Either way, I will almost certainly repeat this direct-market sales strategy again in the future. In fact, what I’d really *love* to do is to do this quarterly, though I of course have no idea if the market could bear such conditions. It seems pretty likely that it’ll just happen once this year, as last year (the Jane Yellowrock-Joanne Walker crossover story might be the next project of that nature, actually, maybe sometime this fall.), but perhaps as I’m able to grow a broader base of direct patrons it’s something I can do more regularly. One way or another, I’ve certainly enjoyed it, I got a lot of positive feedback, and it seems like this should be a system that can be refined and continue to work.


  1. Scott Scheller

    If you and Faith can work out a short / novella crossover for Jo & Jane, I’d buy it. And later it could go in an anthology as well. I trust that most fans would love to see favorite characters from different series interact. As for me, I think it would be way cool to have Jo attend a detective conference in Chicago and bump into Harry Dresden, or maybe even Molly Carpenter! Sigh. I can only dream.
    I like it whenever authors cross promote each other for it helps readers find other book series to enjoy. Several years back Jim Butcher promoted URBAN SHAMAN on his web and on his recommendation alone I bought it and thus became a devotee. Heh.
    I also love anthologies for they often lead me to explore the works of authors I have not yet looked into.
    Meanwhile, I have to bide my time until June when DEMON HUNTS releases.

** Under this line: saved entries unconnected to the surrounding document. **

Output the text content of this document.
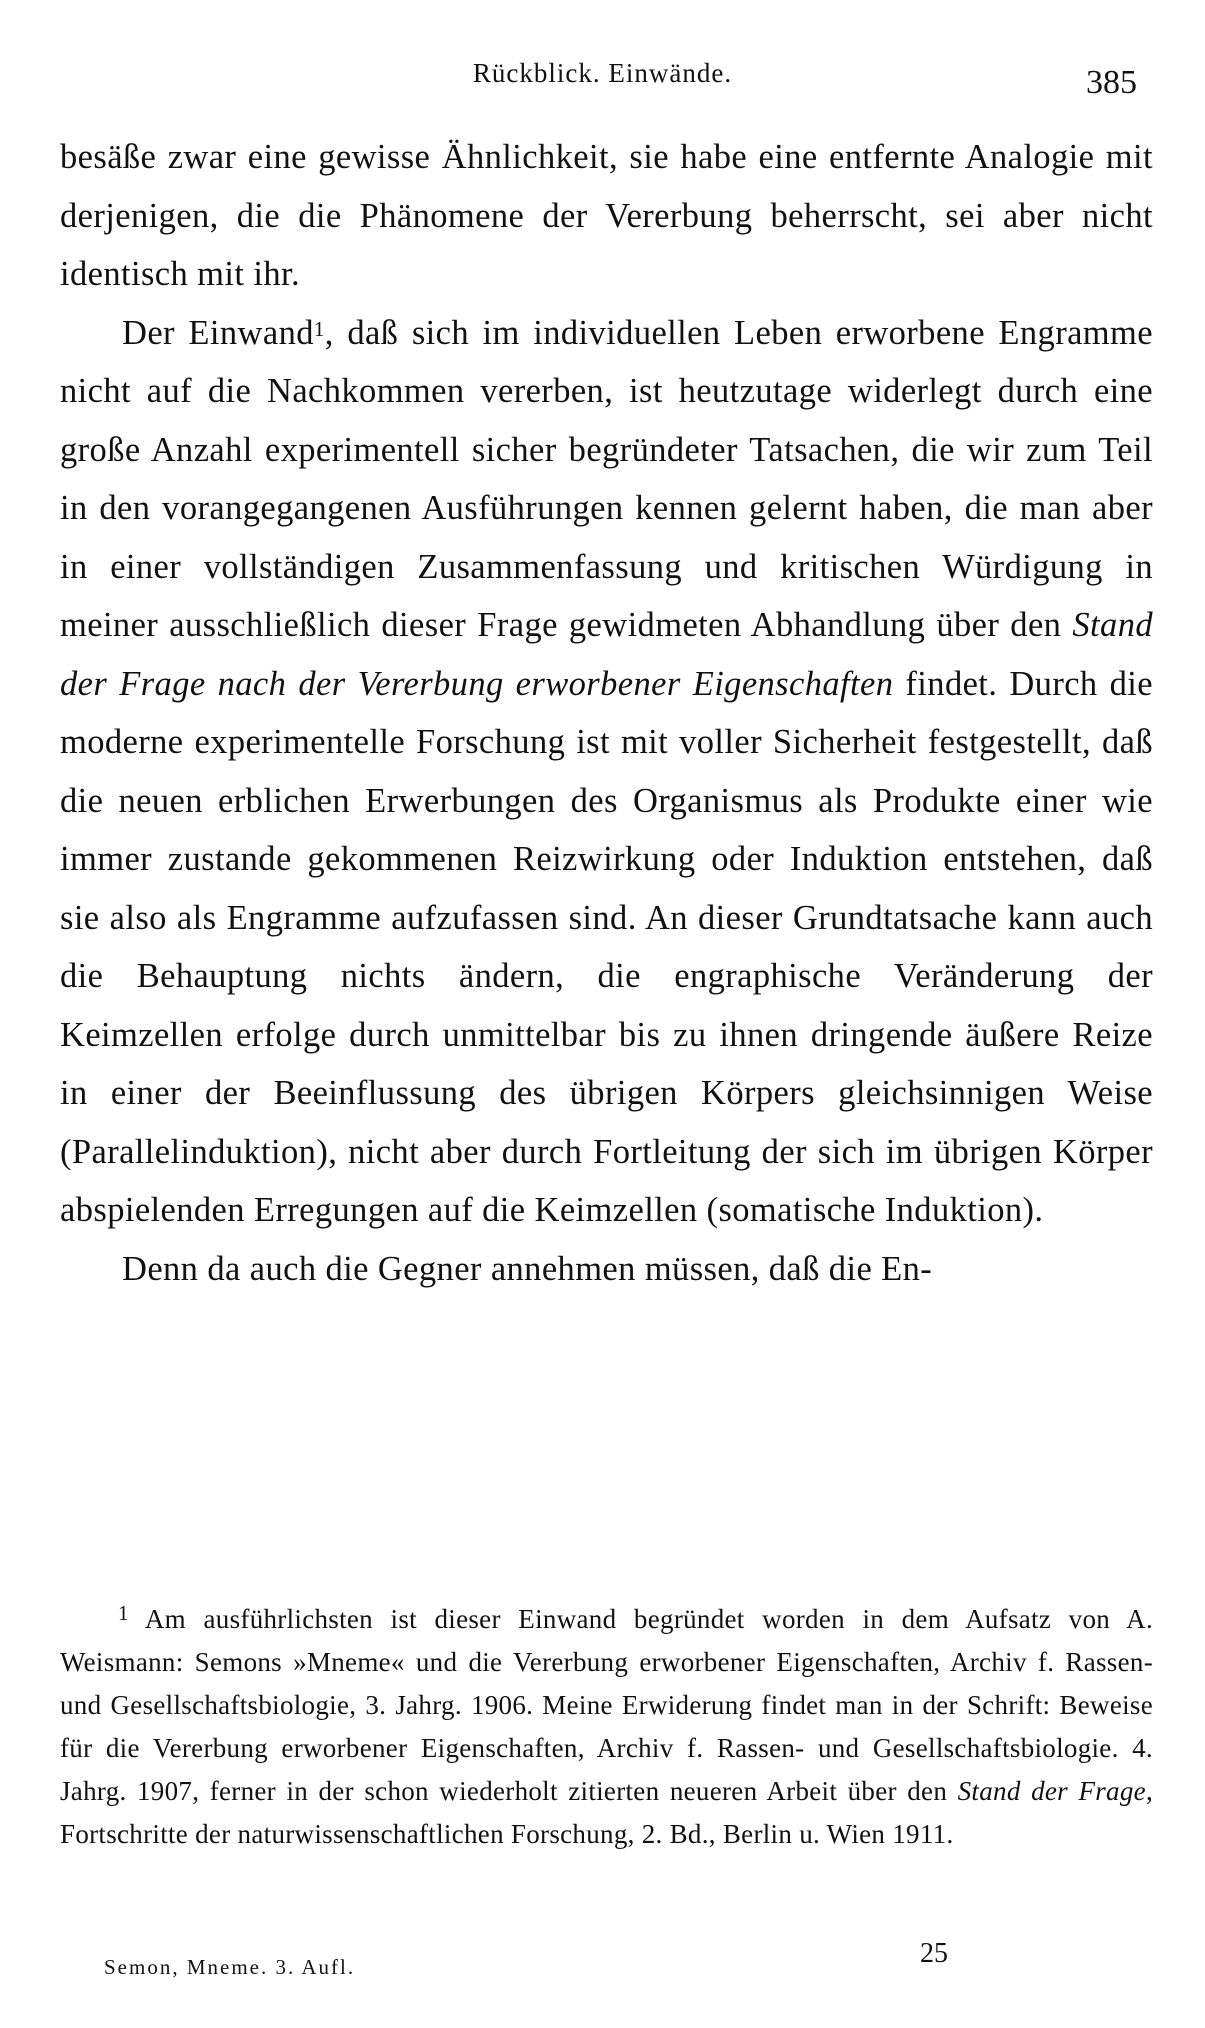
Rückblick. Einwände.	385

besäße zwar eine gewisse Ähnlichkeit, sie habe eine entfernte Analogie mit derjenigen, die die Phänomene der Vererbung beherrscht, sei aber nicht identisch mit ihr.

Der Einwand$^1$, daß sich im individuellen Leben erworbene Engramme nicht auf die Nachkommen vererben, ist heutzutage widerlegt durch eine große Anzahl experimentell sicher begründeter Tatsachen, die wir zum Teil in den vorangegangenen Ausführungen kennen gelernt haben, die man aber in einer vollständigen Zusammenfassung und kritischen Würdigung in meiner ausschließlich dieser Frage gewidmeten Abhandlung über den Stand der Frage nach der Vererbung erworbener Eigenschaften findet. Durch die moderne experimentelle Forschung ist mit voller Sicherheit festgestellt, daß die neuen erblichen Erwerbungen des Organismus als Produkte einer wie immer zustande gekommenen Reizwirkung oder Induktion entstehen, daß sie also als Engramme aufzufassen sind. An dieser Grundtatsache kann auch die Behauptung nichts ändern, die engraphische Veränderung der Keimzellen erfolge durch unmittelbar bis zu ihnen dringende äußere Reize in einer der Beeinflussung des übrigen Körpers gleichsinnigen Weise (Parallelinduktion), nicht aber durch Fortleitung der sich im übrigen Körper abspielenden Erregungen auf die Keimzellen (somatische Induktion).

Denn da auch die Gegner annehmen müssen, daß die En-

$^1$ Am ausführlichsten ist dieser Einwand begründet worden in dem Aufsatz von A. Weismann: Semons »Mneme« und die Vererbung erworbener Eigenschaften, Archiv f. Rassen- und Gesellschaftsbiologie, 3. Jahrg. 1906. Meine Erwiderung findet man in der Schrift: Beweise für die Vererbung erworbener Eigenschaften, Archiv f. Rassen- und Gesellschaftsbiologie. 4. Jahrg. 1907, ferner in der schon wiederholt zitierten neueren Arbeit über den Stand der Frage, Fortschritte der naturwissenschaftlichen Forschung, 2. Bd., Berlin u. Wien 1911.

Semon, Mneme. 3. Aufl.	25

  2. I am pretty sure that if Jo ever met Harry Dresden, Chicago would be leveled (or at least see another Great Fire).

    My roommate and I are in Dublin for spring break this week and were at Chapters in Dublin this morning. I picked up a copy of URBAN SHAMAN. Any chance you’ll be in Dublin this week and able to put a dedication in it for me? :)


  3. Rita

    The functional spec writer in me immediately saw a need for a new website, where potential readers could see a list of authors they have marked as “favorite”, followed by a list of “new to the site” authors, followed by all authors on site (click on column header to sort alpha or genre or due date). The reader could see the projects’ working title, whether they have bought-in, has the project made minimum, and (once min buy-in has been reached) what the due date is. A little authorial profile would show past projects, delta between due date & delivery, and reviews from readers.

    As a reader, I could quickly see which potential projects I want to help fund from my favorite authors, and would hopefully be able to buy-in after the fact. Advertising for angel funding gets cross pollinated – I may open the site intending to put my nickle on a Doctorow story, and then see that Kit has another project in proposal, since she’s on my favorites watchlist. From an author’s perspective, you can put up 2 or 3 proposals and see which one gets the most interest, therefore prioritizing the writing for the biggest fanbase.

    Unfortunately, the only way I can see this remaining a viable model is for the authors to give a cut of the proceeds to the site, in order to fund the server space & updates. Which kinda defeats the direct-author-audience connection. Hmmm.